Shortly before President Barack Obama unveiled changes to the nation’s immigration system on Thursday, about 30 people in Vancouver joined others across the state to rally in support.
They stood in front of U.S. Rep. Jaime Herrera Beutler’s Vancouver office and expressed hope the president’s action would help keep their families intact.
Eulalia Soto, a Vancouver-based immigration attorney, urged Herrera Beutler, R-Camas, to support Obama’s efforts.
Soto, 39, told the crowd her family came to the country illegally and benefited from changes former President Ronald Reagan made to immigration laws.
Soto pointed out at the rally that Herrera Beutler talks a lot about the importance of family.
“We have family, too,” Soto said.
May Cruz, a senior at Fort Vancouver High School, said she lives in constant fear that she will return home from school one day and her parents, who are undocumented, will not be at home.
Cruz said she can’t imagine what would happen to her 4-year-old brother if their family was split up.
“If my parents were ever deported, I know it would be so hard on him,” Cruz said.
Elizabeth Ruiz, 36, a volunteer with OneAmerica, which sponsored the rally, told the crowd the story of when she was picked up and nearly deported.
Her husband didn’t know where she was for three days. She spent two months separated from her family and her 3-year-old daughter kept asking why she wasn’t home.
“It broke my heart,” Ruiz said.
Ruiz is now a permanent U.S. resident.
Not everyone there agreed with Obama’s policies.
Martin Hogan, 50, of Vancouver, stood on the fringes of the rally and said he was curious if Herrera Beutler would speak.
He said he hopes Republicans move to impeach Obama for his actions on Thursday.
“It’s a dark day in our nation’s history when one branch of government attempts to usurp the enumerated authority of another,” Hogan said.
Herrera Beutler, who was not at the event, could not be reached for comment.
The Pew Research Center estimated the number of immigrants in the state illegally is about 230,000, putting the state 12th in the nation, according to the Associated Press.
Gov. Jay Inslee praised the president’s decision.
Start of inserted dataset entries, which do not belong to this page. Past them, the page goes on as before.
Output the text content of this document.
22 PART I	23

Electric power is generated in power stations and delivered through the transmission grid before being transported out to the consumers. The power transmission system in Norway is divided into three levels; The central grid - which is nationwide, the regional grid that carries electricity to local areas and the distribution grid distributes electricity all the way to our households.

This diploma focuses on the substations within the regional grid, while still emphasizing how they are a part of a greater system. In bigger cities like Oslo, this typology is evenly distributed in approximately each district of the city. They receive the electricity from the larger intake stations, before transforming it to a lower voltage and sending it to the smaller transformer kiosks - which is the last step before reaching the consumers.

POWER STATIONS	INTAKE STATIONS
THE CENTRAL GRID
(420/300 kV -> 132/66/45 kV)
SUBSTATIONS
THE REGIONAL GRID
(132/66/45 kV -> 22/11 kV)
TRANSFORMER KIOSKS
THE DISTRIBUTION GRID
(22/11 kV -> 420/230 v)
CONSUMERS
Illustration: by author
“Tonight President Obama outlined humane, necessary reforms to provide relief to hard-working, law-abiding Washington families and to support our state’s economy, including the important agricultural sector. The plan will also increase border security and enforcement where it should be — against criminals and individuals who would pose a threat to our national security,” Inslee said in a statement. “I have repeatedly urged Congress to pass comprehensive immigration reform. The president’s action should not absolve Congress of its responsibility to act in the face of a broken immigration system. Washington residents and businesses have waited long enough for action.”